5. Masjid Jami Nurul Yaqin Cibarusah (kawasan Cikarang
Selatan lama)
Meski kini Cibarusah berkembang pesat, masjid ini menjadi penanda awal
tumbuhnya komunitas Muslim di wilayah selatan Cikarang. Struktur bangunan yang
telah beberapa kali direnovasi tetap mempertahankan bagian asli sebagai simbol
sejarah.
6. Masjid Jami Al-Barkah Pasir Gombong
Berlokasi di salah satu wilayah tertua di Cikarang, masjid ini menjadi pusat
kegiatan sosial dan keagamaan sejak generasi terdahulu. Keberadaannya melekat
erat dengan sejarah tokoh-tokoh agama setempat.
7. Masjid Jami Al-Falah Cibatu
Masjid ini dikenal sebagai tempat awal pembelajaran Al-Qur’an bagi anak-anak
kampung sejak masa lampau. Hingga kini, tradisi TPA dan majelis taklim masih
aktif, menjadikan Al-Falah tetap hidup di tengah modernisasi.

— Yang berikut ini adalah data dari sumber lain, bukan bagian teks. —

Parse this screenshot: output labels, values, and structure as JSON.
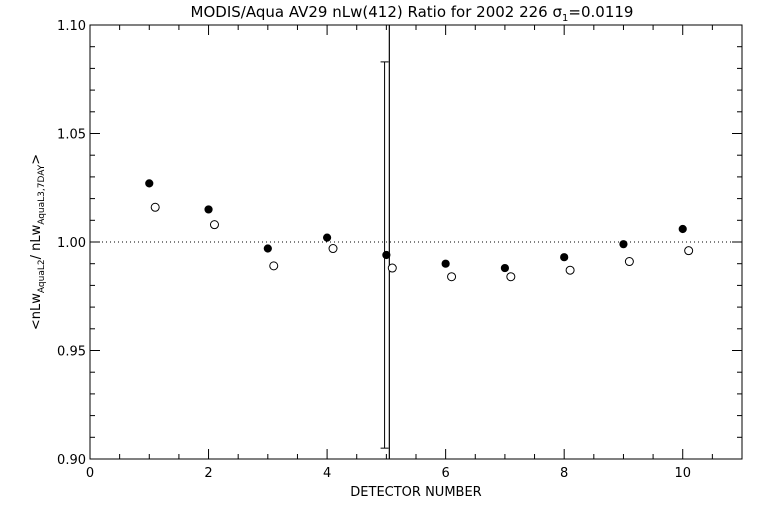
{
  "chart_data": {
    "type": "scatter",
    "title": {
      "prefix": "MODIS/Aqua AV29 nLw(412) Ratio for 2002 226 ",
      "sigma": "σ",
      "sigma_sub": "1",
      "suffix": "=0.0119"
    },
    "xlabel": "DETECTOR NUMBER",
    "ylabel": {
      "prefix": "<nLw",
      "sub1": "AquaL2",
      "middle": "/ nLw",
      "sub2": "AquaL3,7DAY",
      "suffix": ">"
    },
    "xlim": [
      0,
      11
    ],
    "ylim": [
      0.9,
      1.1
    ],
    "xticks": [
      0,
      2,
      4,
      6,
      8,
      10
    ],
    "xtick_labels": [
      "0",
      "2",
      "4",
      "6",
      "8",
      "10"
    ],
    "yticks": [
      0.9,
      0.95,
      1.0,
      1.05,
      1.1
    ],
    "ytick_labels": [
      "0.90",
      "0.95",
      "1.00",
      "1.05",
      "1.10"
    ],
    "reference_line": 1.0,
    "vertical_line_x": 5.05,
    "error_bar": {
      "x": 4.97,
      "low": 0.905,
      "high": 1.083
    },
    "series": [
      {
        "marker": "filled-circle",
        "x": [
          1,
          2,
          3,
          4,
          5,
          6,
          7,
          8,
          9,
          10
        ],
        "values": [
          1.027,
          1.015,
          0.997,
          1.002,
          0.994,
          0.99,
          0.988,
          0.993,
          0.999,
          1.006
        ]
      },
      {
        "marker": "open-circle",
        "x": [
          1.1,
          2.1,
          3.1,
          4.1,
          5.1,
          6.1,
          7.1,
          8.1,
          9.1,
          10.1
        ],
        "values": [
          1.016,
          1.008,
          0.989,
          0.997,
          0.988,
          0.984,
          0.984,
          0.987,
          0.991,
          0.996
        ]
      }
    ]
  }
}
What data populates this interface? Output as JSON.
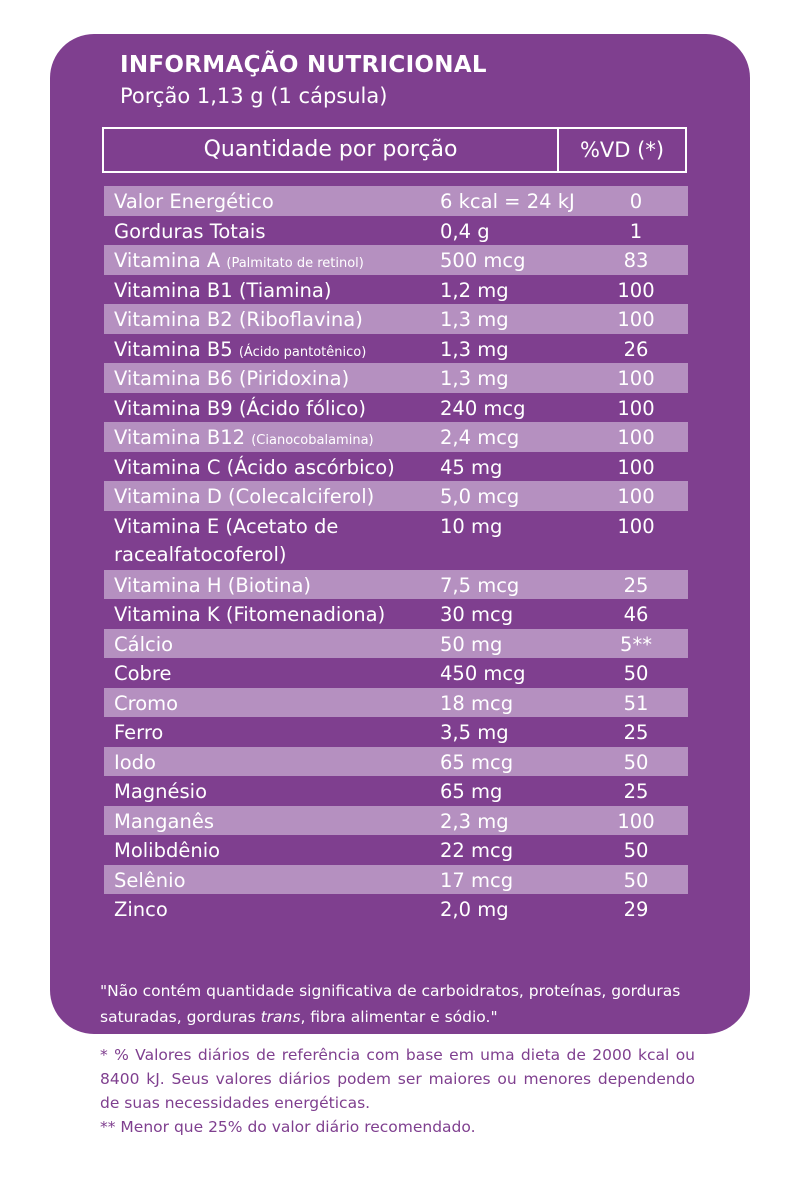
{
  "colors": {
    "panel": "#7f3f8f",
    "row_shade": "#b590c0",
    "text_light": "#ffffff",
    "footnote_text": "#7f3f8f"
  },
  "header": {
    "title": "INFORMAÇÃO NUTRICIONAL",
    "serving": "Porção 1,13 g (1 cápsula)",
    "col_quantity": "Quantidade por porção",
    "col_vd": "%VD (*)"
  },
  "rows": [
    {
      "name": "Valor Energético",
      "note": "",
      "amount": "6 kcal = 24 kJ",
      "vd": "0"
    },
    {
      "name": "Gorduras Totais",
      "note": "",
      "amount": "0,4 g",
      "vd": "1"
    },
    {
      "name": "Vitamina A ",
      "note": "(Palmitato de retinol)",
      "amount": "500 mcg",
      "vd": "83"
    },
    {
      "name": "Vitamina B1 (Tiamina)",
      "note": "",
      "amount": "1,2 mg",
      "vd": "100"
    },
    {
      "name": "Vitamina B2 (Riboflavina)",
      "note": "",
      "amount": "1,3 mg",
      "vd": "100"
    },
    {
      "name": "Vitamina B5 ",
      "note": "(Ácido pantotênico)",
      "amount": "1,3 mg",
      "vd": "26"
    },
    {
      "name": "Vitamina B6 (Piridoxina)",
      "note": "",
      "amount": "1,3 mg",
      "vd": "100"
    },
    {
      "name": "Vitamina B9 (Ácido fólico)",
      "note": "",
      "amount": "240 mcg",
      "vd": "100"
    },
    {
      "name": "Vitamina B12 ",
      "note": "(Cianocobalamina)",
      "amount": "2,4 mcg",
      "vd": "100"
    },
    {
      "name": "Vitamina C (Ácido ascórbico)",
      "note": "",
      "amount": "45 mg",
      "vd": "100"
    },
    {
      "name": "Vitamina D (Colecalciferol)",
      "note": "",
      "amount": "5,0 mcg",
      "vd": "100"
    },
    {
      "name": "Vitamina E (Acetato de",
      "name2": "racealfatocoferol)",
      "note": "",
      "amount": "10 mg",
      "vd": "100"
    },
    {
      "name": "Vitamina H (Biotina)",
      "note": "",
      "amount": "7,5 mcg",
      "vd": "25"
    },
    {
      "name": "Vitamina K (Fitomenadiona)",
      "note": "",
      "amount": "30 mcg",
      "vd": "46"
    },
    {
      "name": "Cálcio",
      "note": "",
      "amount": "50 mg",
      "vd": "5**"
    },
    {
      "name": "Cobre",
      "note": "",
      "amount": "450 mcg",
      "vd": "50"
    },
    {
      "name": "Cromo",
      "note": "",
      "amount": "18 mcg",
      "vd": "51"
    },
    {
      "name": "Ferro",
      "note": "",
      "amount": "3,5 mg",
      "vd": "25"
    },
    {
      "name": "Iodo",
      "note": "",
      "amount": "65 mcg",
      "vd": "50"
    },
    {
      "name": "Magnésio",
      "note": "",
      "amount": "65 mg",
      "vd": "25"
    },
    {
      "name": "Manganês",
      "note": "",
      "amount": "2,3 mg",
      "vd": "100"
    },
    {
      "name": "Molibdênio",
      "note": "",
      "amount": "22 mcg",
      "vd": "50"
    },
    {
      "name": "Selênio",
      "note": "",
      "amount": "17 mcg",
      "vd": "50"
    },
    {
      "name": "Zinco",
      "note": "",
      "amount": "2,0 mg",
      "vd": "29"
    }
  ],
  "note": {
    "part1": "\"Não contém quantidade significativa de carboidratos, proteínas, gorduras saturadas, gorduras ",
    "italic": "trans",
    "part2": ", fibra alimentar e sódio.\""
  },
  "footnotes": {
    "line1": "* % Valores diários de referência com base em uma dieta de 2000 kcal ou 8400 kJ. Seus valores diários podem ser maiores ou menores dependendo de suas necessidades energéticas.",
    "line2": "** Menor que 25% do valor diário recomendado."
  }
}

Keberadaan tujuh masjid ini menunjukkan bahwa sebelum
Cikarang dikenal sebagai kota industri, wilayah ini telah memiliki fondasi
spiritual dan sosial yang kuat. Di balik dinding-dinding tua dan tiang-tiang
kayu yang telah diperbarui, tersimpan kisah perjuangan para ulama dan
masyarakat dalam menjaga nilai-nilai keislaman.

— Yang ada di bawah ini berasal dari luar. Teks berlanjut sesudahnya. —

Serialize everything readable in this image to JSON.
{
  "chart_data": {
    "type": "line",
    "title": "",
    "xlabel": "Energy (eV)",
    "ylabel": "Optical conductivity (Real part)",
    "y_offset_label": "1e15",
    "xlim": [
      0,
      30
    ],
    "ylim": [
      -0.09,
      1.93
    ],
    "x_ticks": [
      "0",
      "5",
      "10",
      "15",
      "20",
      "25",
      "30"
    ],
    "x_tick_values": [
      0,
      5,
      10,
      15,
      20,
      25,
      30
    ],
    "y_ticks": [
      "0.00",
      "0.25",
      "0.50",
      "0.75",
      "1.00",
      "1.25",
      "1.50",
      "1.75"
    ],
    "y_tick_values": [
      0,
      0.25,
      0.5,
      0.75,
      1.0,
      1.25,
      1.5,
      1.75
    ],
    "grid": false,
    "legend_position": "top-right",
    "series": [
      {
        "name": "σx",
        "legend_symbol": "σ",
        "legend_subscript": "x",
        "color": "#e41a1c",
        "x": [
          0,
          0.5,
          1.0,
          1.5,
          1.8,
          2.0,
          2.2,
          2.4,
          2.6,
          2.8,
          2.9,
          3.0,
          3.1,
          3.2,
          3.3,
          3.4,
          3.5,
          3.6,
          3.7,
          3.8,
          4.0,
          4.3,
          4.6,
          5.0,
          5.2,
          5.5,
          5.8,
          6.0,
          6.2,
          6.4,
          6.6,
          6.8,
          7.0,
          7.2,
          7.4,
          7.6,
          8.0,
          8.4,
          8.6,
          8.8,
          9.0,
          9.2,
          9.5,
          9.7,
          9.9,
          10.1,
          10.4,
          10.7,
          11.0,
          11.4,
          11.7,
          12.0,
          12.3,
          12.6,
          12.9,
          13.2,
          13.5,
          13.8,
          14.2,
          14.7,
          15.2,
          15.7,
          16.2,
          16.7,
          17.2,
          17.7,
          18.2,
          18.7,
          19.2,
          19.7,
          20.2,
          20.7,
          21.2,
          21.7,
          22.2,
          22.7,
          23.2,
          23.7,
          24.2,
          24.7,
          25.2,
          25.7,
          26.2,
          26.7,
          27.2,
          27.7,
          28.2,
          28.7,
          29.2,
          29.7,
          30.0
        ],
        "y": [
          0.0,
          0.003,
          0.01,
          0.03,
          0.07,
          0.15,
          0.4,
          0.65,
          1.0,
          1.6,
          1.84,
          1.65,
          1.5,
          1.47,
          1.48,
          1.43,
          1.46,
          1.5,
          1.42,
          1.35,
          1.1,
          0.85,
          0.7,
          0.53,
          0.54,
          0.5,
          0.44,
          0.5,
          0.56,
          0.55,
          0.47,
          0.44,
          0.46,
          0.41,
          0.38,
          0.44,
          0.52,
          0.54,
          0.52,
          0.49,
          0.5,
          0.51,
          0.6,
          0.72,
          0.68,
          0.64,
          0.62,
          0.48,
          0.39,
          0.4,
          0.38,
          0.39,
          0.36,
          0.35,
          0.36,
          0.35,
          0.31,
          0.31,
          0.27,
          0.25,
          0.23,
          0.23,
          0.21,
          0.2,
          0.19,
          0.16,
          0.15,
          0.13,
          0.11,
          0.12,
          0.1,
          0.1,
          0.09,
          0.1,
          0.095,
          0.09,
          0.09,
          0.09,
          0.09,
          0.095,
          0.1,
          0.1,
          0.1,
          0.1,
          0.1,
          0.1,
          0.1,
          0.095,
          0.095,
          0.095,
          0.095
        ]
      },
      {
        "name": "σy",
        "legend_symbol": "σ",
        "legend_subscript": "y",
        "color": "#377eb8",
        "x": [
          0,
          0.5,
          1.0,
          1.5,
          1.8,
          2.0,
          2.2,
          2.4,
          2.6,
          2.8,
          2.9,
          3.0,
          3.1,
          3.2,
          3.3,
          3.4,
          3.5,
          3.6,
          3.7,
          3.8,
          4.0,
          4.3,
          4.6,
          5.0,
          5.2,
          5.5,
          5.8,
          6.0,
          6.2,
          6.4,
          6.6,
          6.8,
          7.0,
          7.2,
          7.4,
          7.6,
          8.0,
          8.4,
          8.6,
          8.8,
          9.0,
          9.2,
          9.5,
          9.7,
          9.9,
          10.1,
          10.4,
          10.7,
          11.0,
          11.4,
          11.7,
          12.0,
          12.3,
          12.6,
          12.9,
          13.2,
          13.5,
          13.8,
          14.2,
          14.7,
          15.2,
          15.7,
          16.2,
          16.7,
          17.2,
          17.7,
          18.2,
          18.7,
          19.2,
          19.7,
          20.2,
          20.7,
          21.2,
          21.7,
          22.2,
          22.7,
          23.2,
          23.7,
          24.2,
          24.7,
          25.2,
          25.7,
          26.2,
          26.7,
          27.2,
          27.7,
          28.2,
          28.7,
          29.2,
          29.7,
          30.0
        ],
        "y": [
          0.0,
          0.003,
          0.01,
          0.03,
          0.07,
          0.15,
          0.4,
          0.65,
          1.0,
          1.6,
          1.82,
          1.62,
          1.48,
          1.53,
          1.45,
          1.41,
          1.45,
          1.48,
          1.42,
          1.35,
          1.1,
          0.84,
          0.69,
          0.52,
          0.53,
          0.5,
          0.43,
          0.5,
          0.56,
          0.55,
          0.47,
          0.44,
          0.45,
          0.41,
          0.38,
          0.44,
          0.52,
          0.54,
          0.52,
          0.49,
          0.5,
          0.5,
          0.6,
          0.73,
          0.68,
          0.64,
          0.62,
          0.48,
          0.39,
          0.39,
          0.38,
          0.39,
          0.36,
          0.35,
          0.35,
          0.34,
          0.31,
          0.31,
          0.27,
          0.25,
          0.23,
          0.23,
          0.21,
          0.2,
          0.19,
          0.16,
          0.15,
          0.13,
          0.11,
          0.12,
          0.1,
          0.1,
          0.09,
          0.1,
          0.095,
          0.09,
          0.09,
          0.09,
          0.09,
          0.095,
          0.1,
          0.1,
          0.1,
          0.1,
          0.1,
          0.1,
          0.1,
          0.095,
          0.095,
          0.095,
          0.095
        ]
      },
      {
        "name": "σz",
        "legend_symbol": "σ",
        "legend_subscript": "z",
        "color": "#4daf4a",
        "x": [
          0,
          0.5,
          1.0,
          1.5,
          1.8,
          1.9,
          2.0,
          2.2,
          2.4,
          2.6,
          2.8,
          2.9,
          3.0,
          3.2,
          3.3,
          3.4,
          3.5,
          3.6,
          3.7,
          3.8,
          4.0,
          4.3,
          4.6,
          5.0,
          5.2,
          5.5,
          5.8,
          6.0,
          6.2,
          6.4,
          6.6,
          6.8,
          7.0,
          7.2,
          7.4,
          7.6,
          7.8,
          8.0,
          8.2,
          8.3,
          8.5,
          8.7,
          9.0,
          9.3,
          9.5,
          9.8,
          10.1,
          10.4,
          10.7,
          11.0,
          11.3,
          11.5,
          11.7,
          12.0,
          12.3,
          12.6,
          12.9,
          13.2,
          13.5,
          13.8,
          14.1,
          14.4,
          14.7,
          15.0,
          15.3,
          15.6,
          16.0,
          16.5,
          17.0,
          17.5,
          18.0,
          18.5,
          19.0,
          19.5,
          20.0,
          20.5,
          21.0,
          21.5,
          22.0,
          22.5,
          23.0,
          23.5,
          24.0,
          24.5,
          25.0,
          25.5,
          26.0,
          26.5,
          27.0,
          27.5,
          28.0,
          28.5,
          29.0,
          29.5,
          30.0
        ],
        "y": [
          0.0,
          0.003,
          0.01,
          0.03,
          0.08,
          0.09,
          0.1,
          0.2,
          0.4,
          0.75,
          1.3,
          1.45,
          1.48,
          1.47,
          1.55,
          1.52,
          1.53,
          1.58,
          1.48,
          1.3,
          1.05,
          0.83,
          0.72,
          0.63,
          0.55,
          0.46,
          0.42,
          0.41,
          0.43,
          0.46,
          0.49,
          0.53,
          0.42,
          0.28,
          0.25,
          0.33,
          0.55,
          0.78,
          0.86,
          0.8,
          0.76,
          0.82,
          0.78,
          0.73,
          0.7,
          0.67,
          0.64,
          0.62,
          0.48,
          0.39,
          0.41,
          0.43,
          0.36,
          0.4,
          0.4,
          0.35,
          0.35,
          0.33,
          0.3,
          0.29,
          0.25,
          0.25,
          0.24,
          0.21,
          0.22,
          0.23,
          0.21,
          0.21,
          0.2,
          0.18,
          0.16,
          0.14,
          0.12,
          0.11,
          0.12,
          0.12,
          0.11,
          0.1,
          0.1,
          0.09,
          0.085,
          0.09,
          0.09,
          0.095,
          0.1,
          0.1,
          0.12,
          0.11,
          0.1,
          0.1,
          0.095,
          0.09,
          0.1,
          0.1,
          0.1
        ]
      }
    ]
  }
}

Para tokoh masyarakat berharap, masjid-masjid bersejarah ini
tidak hanya dijaga secara fisik, tetapi juga dilestarikan nilai dan tradisinya.
Dokumentasi sejarah, perawatan bangunan, serta penguatan fungsi sosial menjadi
langkah penting agar generasi muda tidak melupakan akar sejarahnya.
Di tengah laju pembangunan yang tak terbendung, tujuh masjid
tua di Cikarang tetap berdiri sebagai penanda bahwa kemajuan sebuah daerah tak
lepas dari warisan spiritual yang telah lebih dahulu mengakar.